Internacionalmente, portanto, a questão africana e segregação estadunidense se tornam um tema de interesse para uma fração dos negros associados, naquele momento. Inclusive, um tópico chamativo até mesmo literário, apreciado como uma grande novidade pelo ilustre desconhecido - embora muito falado - continente africano, como afirma Oswaldo de Camargo:
Naquele tempo, não. Você não conhecia a África. A África que você tinha era a África literária. Que foi traduzida por "Navio negreiro" [...] [no] meu poema, "Meu grito", eu pergunto: "Oh, África!

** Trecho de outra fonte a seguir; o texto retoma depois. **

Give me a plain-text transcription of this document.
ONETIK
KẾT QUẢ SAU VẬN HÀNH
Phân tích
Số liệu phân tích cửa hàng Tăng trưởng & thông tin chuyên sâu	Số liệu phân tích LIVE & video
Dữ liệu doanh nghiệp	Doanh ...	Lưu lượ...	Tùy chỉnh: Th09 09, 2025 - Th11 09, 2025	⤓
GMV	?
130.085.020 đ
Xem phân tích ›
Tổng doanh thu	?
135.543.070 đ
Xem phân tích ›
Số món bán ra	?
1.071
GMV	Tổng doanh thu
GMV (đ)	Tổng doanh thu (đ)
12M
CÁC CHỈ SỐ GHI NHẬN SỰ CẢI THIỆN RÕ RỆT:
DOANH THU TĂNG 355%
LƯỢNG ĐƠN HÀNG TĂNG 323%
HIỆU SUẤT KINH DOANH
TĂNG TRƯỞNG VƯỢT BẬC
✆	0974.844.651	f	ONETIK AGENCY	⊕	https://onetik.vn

Oh, África!"34. É um desconhecimento. A África que nós temos é uma África mítica. É uma África de gravuras. [...] De repente que começam [...] Vamos situar em 1960. Este jornal... [Níger] eu sou o editor-chefe dele. [...] Então, a capa do Níger aqui é o Patrice Lumumba. Então, a África começa a se agitar. Começa a começar o movimento de independência na África. Esse movimento de independência da África, vai colocar a África, dar uma visibilidade maior, desperta o interesse por gente... Aí chegam de Angola alguns rapazes que chegam refugiados, vieram refugiados da África, de Angola, falando português. Tanto que nos espantava o sotaque lusitano deles. Eram dois, pelo menos. Um deles era o, me lembro muito bem, Paulo Matoso. Eles vêm com alguns livros africanos. Primeira vez que nós vimos alguns livros vindos da África! Primeira vez, pelo menos para mim, que eu deparo, que eu topo um africano. Um homem negro africano. Para mim, o início de conhecer a África foi aí. E foi mediante o Paulo Matoso, que me deu um livro da Noêmia [Carolina Abranches de Souza Soares] - deu não; emprestou um livro da Noêmia, que era uma poetisa de Moçambique ou Angola, não vem ao caso agora - eu talvez seja um dos primeiros autores que escreveu sobre um poeta africano, no Novo Horizonte. [...] Porque daí começam também Angola, movimento em Moçambique, Angola... Isso repercute aqui. Até pela leitura dos jornais em geral. Os jornais em geral começam a falar sobre isso. Porque, na verdade, o que nós conhecemos melhor, nesse momento, são os autores americanos. É natural. Por que? O cinema americano trata do negro. As traduções que chegam: Filho nativo [de Richard Wright], Langston Hughes... Richard Wright, Langston Hughes, chegam aqui. A gente vai lendo o pouco que chega. A Rua [Ann Petry], Donos do orvalho [Jacques Roumain], que está lá, do René Maran... São livros que todo mundo, todo negro que se preza como intelectual procura ler esses livros. É aquela leitura que é leitura de turma. Você tem que ler, senão não é da turma. Duvido que algum negro candidato a escrever, na época, não tivesse lido, não tenha lido o Filho nativo35.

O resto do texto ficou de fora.